Siempre comienzo leyendo de atrás para adelante, es irrelevante lo más reciente, como que a medida de que pasan los días se vuelve más insípido el asunto o será que la lectura ha sido medio ineficiente para los días recientes. Pero si me voy del principio de todo está toda la sustancia, por lo menos para lo que esperaba en ese momento. También suele ser dificil sacar conjeturas, pero los caminos se trazan por si solos, las circunstancias se resuelven día a día de alguna manera que muchas veces no puedo explicarme, se complican, se agitan, se desvanecen, se suceden, pero de alguna manera llegan hasta este momento, aunque el mismo momento parezca ser fofo, como siempre lo fue desde el principio. La seguridad de saber algo es la causa de los más confusos misterios.

lunes, 1 de octubre de 2007

Ying yang

La premeditación de las cosas puede llevar a dos finales, la realización o la frustración. Los puntos intermedios terminan siendo solo pretextos para conformistas. Si el recuento fuera una media acertada le faltaría dulzura a este reencuentro. Si a pesar de todo lo único que valía la pena era solo eso, el buscar una causa perdida y vivir de la sed de amargura, no hay más que decir, más de lo que ya es visto, menos de lo que queda por verse será distinto. De lo que queda apenas,

martes, 11 de septiembre de 2007

Más miedo

He dedicado lo que va de esta semana y la anterior a actividades inconclusas, no se si será acaso esto la actitud esa de hacer cosas diferentes cada día, que dejan en sometimiento muchos de los aspectos que podrían llamarse relativismo del tiempo, aunque el mal entendido queda lejos de ser una razón por formularse. Pero me he encontrado escribiendo tanto, que para no molestar la mente un rato he decidido apagar a la electrónica por un rato, porque aparte de no concluir nada, me lo he pasado tanto viendo el monitor y dejando al aire ideas sin adentrarme a nada claro, porque a pesar de que he dejado pasar el tiempo, sin decidir hacia donde, también me acordé que falta poco para la solemne decisión.
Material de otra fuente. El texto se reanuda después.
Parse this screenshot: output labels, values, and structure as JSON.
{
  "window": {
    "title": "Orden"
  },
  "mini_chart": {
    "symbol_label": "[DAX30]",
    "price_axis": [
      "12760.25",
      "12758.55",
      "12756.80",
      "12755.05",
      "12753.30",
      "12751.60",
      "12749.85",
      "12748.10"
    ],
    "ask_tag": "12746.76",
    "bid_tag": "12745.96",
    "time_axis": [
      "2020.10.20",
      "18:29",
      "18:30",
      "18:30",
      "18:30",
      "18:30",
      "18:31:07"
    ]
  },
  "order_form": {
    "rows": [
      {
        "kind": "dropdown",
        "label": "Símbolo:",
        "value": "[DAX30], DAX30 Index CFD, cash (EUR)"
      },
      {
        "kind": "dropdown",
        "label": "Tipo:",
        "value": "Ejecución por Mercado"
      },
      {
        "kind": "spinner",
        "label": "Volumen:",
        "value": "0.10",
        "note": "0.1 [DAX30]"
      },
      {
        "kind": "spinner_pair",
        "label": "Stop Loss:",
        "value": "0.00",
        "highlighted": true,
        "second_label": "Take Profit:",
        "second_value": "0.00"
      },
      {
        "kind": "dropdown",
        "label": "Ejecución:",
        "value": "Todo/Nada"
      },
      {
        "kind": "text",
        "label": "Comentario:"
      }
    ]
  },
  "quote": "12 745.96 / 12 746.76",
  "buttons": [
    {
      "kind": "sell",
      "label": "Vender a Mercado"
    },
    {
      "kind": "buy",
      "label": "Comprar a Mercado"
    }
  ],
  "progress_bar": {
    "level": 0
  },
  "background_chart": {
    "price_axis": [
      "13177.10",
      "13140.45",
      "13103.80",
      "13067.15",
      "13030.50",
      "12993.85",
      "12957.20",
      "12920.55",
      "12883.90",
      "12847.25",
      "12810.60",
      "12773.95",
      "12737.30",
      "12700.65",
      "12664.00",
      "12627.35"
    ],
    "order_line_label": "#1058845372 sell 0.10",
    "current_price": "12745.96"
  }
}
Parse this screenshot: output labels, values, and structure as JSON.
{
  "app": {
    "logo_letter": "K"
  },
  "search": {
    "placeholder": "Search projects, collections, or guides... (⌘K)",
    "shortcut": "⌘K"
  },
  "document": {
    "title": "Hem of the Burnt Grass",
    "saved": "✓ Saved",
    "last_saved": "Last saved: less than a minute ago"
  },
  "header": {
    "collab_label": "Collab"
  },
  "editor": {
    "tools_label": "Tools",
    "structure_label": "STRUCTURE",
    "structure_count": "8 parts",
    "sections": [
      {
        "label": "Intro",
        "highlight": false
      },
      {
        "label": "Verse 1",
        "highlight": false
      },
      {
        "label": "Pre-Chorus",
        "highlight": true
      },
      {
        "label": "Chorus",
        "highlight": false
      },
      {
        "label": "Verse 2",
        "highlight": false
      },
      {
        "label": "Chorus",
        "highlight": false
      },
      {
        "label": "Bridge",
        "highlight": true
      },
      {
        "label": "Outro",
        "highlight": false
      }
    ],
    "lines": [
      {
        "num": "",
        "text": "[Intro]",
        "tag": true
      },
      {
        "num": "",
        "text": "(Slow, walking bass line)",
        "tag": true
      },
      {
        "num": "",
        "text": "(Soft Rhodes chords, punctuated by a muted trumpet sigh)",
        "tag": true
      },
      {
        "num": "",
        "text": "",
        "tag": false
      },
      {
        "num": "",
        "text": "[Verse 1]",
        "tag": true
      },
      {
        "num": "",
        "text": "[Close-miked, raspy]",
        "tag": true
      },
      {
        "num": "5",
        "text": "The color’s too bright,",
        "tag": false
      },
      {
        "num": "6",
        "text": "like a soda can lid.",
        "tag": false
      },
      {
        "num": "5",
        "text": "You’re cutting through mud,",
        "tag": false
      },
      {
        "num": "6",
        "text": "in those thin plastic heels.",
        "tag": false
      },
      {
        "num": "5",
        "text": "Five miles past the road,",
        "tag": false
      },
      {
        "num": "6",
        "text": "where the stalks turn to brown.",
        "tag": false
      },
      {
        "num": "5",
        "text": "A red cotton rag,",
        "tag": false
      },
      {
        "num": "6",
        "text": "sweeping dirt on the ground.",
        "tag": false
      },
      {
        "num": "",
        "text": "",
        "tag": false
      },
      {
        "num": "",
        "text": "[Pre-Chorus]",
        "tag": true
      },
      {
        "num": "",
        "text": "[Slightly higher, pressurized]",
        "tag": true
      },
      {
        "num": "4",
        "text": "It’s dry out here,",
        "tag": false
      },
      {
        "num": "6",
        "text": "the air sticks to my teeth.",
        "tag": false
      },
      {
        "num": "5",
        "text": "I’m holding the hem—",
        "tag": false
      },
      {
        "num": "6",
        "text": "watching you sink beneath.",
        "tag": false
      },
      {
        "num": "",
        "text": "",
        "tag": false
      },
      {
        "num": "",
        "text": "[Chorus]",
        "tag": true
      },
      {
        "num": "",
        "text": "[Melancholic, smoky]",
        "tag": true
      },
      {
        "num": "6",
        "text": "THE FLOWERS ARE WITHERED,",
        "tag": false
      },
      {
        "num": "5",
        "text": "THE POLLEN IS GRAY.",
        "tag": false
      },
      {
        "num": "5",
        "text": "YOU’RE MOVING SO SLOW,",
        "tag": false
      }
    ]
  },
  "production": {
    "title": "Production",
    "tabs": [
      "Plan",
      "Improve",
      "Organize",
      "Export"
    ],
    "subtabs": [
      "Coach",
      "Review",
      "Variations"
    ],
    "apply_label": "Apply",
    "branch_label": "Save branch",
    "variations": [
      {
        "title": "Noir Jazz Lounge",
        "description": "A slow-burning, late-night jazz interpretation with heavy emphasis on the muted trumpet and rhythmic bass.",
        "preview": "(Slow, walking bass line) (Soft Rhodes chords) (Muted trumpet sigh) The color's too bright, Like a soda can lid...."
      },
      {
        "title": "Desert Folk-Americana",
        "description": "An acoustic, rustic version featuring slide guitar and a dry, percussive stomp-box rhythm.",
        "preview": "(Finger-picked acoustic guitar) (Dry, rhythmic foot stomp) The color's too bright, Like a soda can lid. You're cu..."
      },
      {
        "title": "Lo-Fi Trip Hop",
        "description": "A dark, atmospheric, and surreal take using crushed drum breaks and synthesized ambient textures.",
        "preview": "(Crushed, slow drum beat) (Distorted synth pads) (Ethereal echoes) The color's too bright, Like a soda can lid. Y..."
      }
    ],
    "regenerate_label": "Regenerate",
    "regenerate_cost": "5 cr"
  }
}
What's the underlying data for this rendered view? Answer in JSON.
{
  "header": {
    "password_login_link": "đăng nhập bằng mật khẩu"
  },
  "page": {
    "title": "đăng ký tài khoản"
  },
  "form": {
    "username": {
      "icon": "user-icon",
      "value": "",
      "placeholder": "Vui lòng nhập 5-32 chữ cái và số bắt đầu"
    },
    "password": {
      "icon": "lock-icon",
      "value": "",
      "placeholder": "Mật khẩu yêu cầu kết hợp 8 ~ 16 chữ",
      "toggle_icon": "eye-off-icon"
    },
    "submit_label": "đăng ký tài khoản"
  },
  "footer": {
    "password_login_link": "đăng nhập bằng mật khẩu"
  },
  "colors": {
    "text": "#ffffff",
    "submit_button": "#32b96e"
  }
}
Será mejor hacerla de una vez o dejarla para una mejor ocasión.

sábado, 8 de septiembre de 2007

Si no fuera porque es viernes

Si fuera caballo llevaría en el lomo una especie de silla, donde un charro cantor me llevaría jalando la jeta por todos lados donde se le diera la gana, a placer y a regañadientes lo entendería al paso de los días, porque al final de cuentas somos seres que entendemos y nos damos a entender a punta de jodernos. Si fuera anoréxica me metería los dedos en la garganta, comería pedacitos de cualquier cosa y escupiría el doble en jugos gástricos y en pudrimiento de la laringe, pero de alguna forma lo entendería, porque así estaría hecho lo que debe de hacerse si no fuera de otro modo. Si fuera camello llevaría sobre mí un par de jorobas para fastidiar a quien las lleve en si mismas.

miércoles, 22 de agosto de 2007

Autoretrato

De alguna manera solo se vuelve costumbre, y lo que ahora es, es lo que nos lleva sin más por todas esos ardores, camarón.